Highly detailed engraved antique map of Africa, published in Edinburgh in 1817. 

The map reflects the recently-accepted lack of European knowledge about the interior of the continent. Before the beginning of the 19th century, European cartographers were given to indulging myth and speculation when it came to Africa. That began to fade away with the French at the end of the 18th century and most famously with Aaron Arrowsmith at the beginning of the 19th.

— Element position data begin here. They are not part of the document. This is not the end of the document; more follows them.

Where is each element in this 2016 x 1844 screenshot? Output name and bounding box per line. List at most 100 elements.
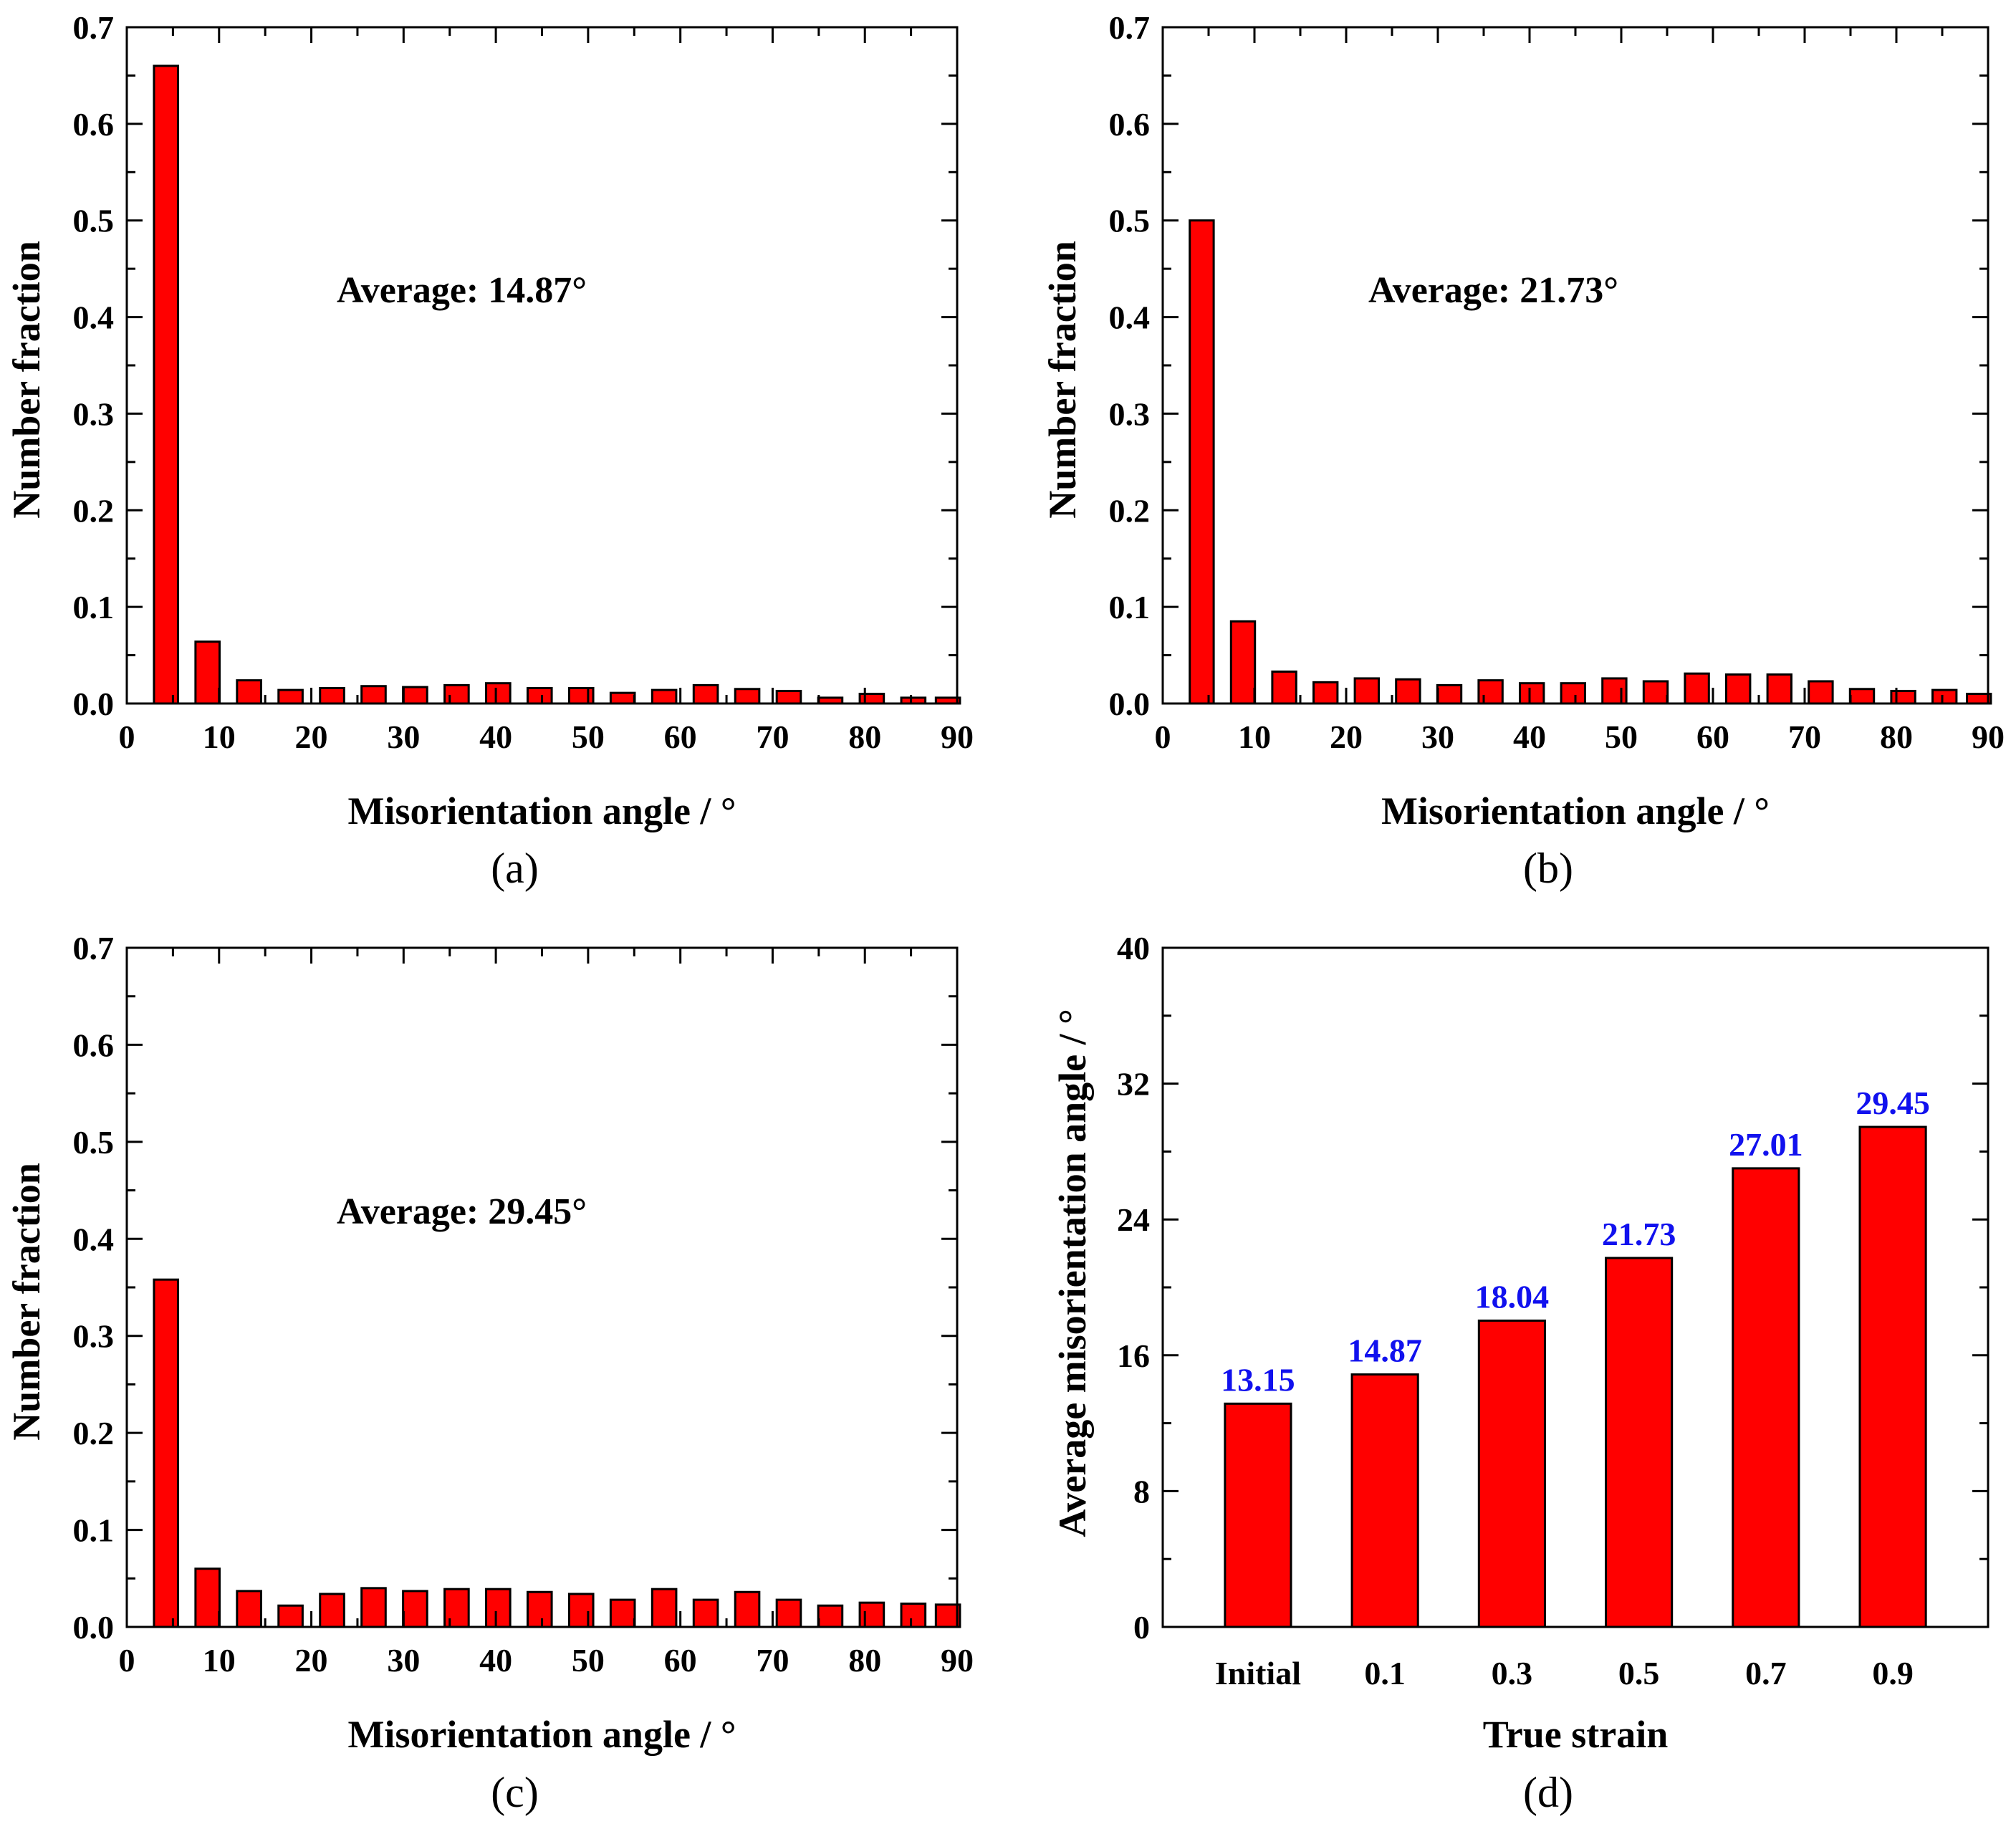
bar-value-label: 29.45: [1856, 1085, 1930, 1121]
y-tick-label: 0.0: [1109, 686, 1151, 722]
x-tick-label: 30: [387, 719, 420, 755]
y-tick-label: 0.4: [73, 1221, 115, 1257]
y-axis-label: Average misorientation angle / °: [1051, 1009, 1094, 1537]
histogram-bar: [485, 1588, 512, 1628]
histogram-bar: [609, 691, 636, 705]
histogram-bar: [194, 640, 221, 705]
x-tick-label: 20: [1330, 719, 1363, 755]
x-axis-label: Misorientation angle / °: [1381, 789, 1770, 832]
histogram-bar: [443, 1588, 470, 1628]
histogram-bar: [1312, 681, 1339, 705]
x-tick-label: 70: [1788, 719, 1821, 755]
x-tick-label: 60: [664, 1642, 697, 1679]
panel-label: (d): [1523, 1769, 1573, 1816]
histogram-bar: [1808, 680, 1834, 705]
histogram-bar: [485, 682, 512, 705]
y-tick-label: 0.7: [1109, 9, 1151, 46]
x-axis-label: Misorientation angle / °: [347, 1713, 736, 1756]
x-tick-label: 0.9: [1872, 1655, 1914, 1691]
x-tick-label: 10: [1238, 719, 1271, 755]
histogram-bar: [360, 1587, 387, 1628]
bar-value-label: 14.87: [1348, 1332, 1422, 1369]
bar-value-label: 13.15: [1221, 1361, 1295, 1398]
histogram-bar: [934, 1603, 961, 1628]
x-tick-label: 70: [756, 719, 789, 755]
plot-frame: [125, 946, 959, 1628]
y-axis-label: Number fraction: [5, 241, 48, 518]
x-tick-label: 90: [1972, 719, 2005, 755]
histogram-bar: [153, 64, 180, 705]
histogram-bar: [651, 1588, 678, 1628]
histogram-bar: [1229, 620, 1257, 705]
strain-bar: [1350, 1373, 1419, 1628]
histogram-bar: [651, 688, 678, 705]
y-tick-label: 0.7: [73, 930, 115, 966]
strain-bar: [1605, 1257, 1674, 1628]
x-tick-label: 30: [387, 1642, 420, 1679]
x-tick-label: 10: [203, 719, 236, 755]
x-tick-label: 0.7: [1745, 1655, 1787, 1691]
histogram-bar: [775, 689, 802, 705]
histogram-bar: [194, 1567, 221, 1628]
x-tick-label: 50: [1605, 719, 1638, 755]
x-tick-label: Initial: [1215, 1655, 1301, 1691]
histogram-bar: [402, 686, 428, 705]
histogram-bar: [734, 688, 761, 705]
x-tick-label: 80: [848, 1642, 881, 1679]
y-tick-label: 0.2: [73, 1415, 115, 1451]
histogram-bar: [1848, 688, 1876, 705]
histogram-bar: [1395, 678, 1421, 705]
plot-frame: [125, 26, 959, 705]
x-tick-label: 60: [664, 719, 697, 755]
y-tick-label: 0.5: [73, 203, 115, 239]
average-annotation: Average: 14.87°: [337, 270, 587, 311]
bar-value-label: 21.73: [1602, 1216, 1676, 1252]
average-annotation: Average: 21.73°: [1368, 270, 1618, 311]
histogram-bar: [277, 1604, 304, 1628]
histogram-bar: [1189, 219, 1215, 705]
y-tick-label: 0.6: [73, 1027, 115, 1063]
panel-d: 13.15 Initial 14.87 0.1 18.04 0.3 21.73 0.5 27.0…: [1051, 930, 1989, 1816]
histogram-bar: [692, 1598, 719, 1628]
histogram-bar: [1560, 682, 1587, 705]
y-tick-label: 0.5: [1109, 203, 1151, 239]
x-tick-label: 0.5: [1618, 1655, 1660, 1691]
y-tick-label: 8: [1133, 1473, 1150, 1509]
y-tick-label: 0.1: [73, 589, 115, 625]
y-tick-label: 24: [1117, 1201, 1150, 1238]
y-tick-label: 16: [1117, 1338, 1150, 1374]
histogram-bar: [236, 679, 262, 705]
x-tick-label: 20: [295, 1642, 328, 1679]
x-tick-label: 90: [941, 719, 974, 755]
x-axis-label: True strain: [1483, 1713, 1668, 1756]
histogram-bar: [1766, 673, 1793, 705]
panel-label: (b): [1523, 845, 1573, 892]
x-tick-label: 90: [941, 1642, 974, 1679]
panel-label: (a): [491, 845, 539, 892]
panel-label: (c): [491, 1769, 539, 1816]
strain-bar: [1732, 1167, 1800, 1628]
x-tick-label: 0.3: [1492, 1655, 1533, 1691]
histogram-bar: [1642, 680, 1669, 705]
plot-frame: [1161, 26, 1989, 705]
histogram-bar: [900, 1602, 927, 1628]
histogram-bar: [858, 693, 885, 705]
y-tick-label: 40: [1117, 930, 1150, 966]
histogram-bar: [1724, 673, 1752, 705]
x-tick-label: 40: [1513, 719, 1546, 755]
y-tick-label: 0.0: [73, 686, 115, 722]
y-tick-label: 0.0: [73, 1609, 115, 1646]
histogram-bar: [526, 686, 553, 705]
histogram-bar: [1477, 679, 1504, 705]
histogram-bar: [1931, 688, 1958, 705]
panel-b: 0 10 20 30 40 50 60 70 80 90 0.0 0.1 0.2 0.3 0.4 0.5 0.6…: [1041, 9, 2005, 892]
y-tick-label: 0: [1133, 1609, 1150, 1646]
x-tick-label: 10: [203, 1642, 236, 1679]
histogram-bar: [402, 1590, 428, 1628]
x-tick-label: 80: [848, 719, 881, 755]
y-tick-label: 0.6: [73, 106, 115, 143]
y-tick-label: 0.7: [73, 9, 115, 46]
y-tick-label: 0.1: [1109, 589, 1151, 625]
y-tick-label: 0.2: [1109, 492, 1151, 529]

This map follows in that tradition, though the Mountains of the Moon and the Mountains of Kong persist as definitely as ever.

From John Thomson's New General Atlas.

John Thomson Biography

John Thomson (1777-ca. 1840) was a commercial map publisher active in Edinburgh. He specialized in guide books and atlases and is primarily known for his Atlas of Scotland (1832) and the New General Atlas, first published in 1817 and reissued for the next quarter century. The New General Atlas was a commercial success—it was also published in Dublin and London—and it compiled existing geographic knowledge in compelling ways for a wide audience.

His Atlas of Scotland introduced new geographic information and was the first large-scale atlas of Scotland to be organized by county. It provided the most-accurate view of Scotland available before the Clearances. Work on the atlas began in 1820 and led to Thomson’s bankruptcy in 1830 due to the high costs of gathering the latest surveys and reviewing the required materials. Despite the publication of the atlas, Thomson declared bankruptcy again in 1835.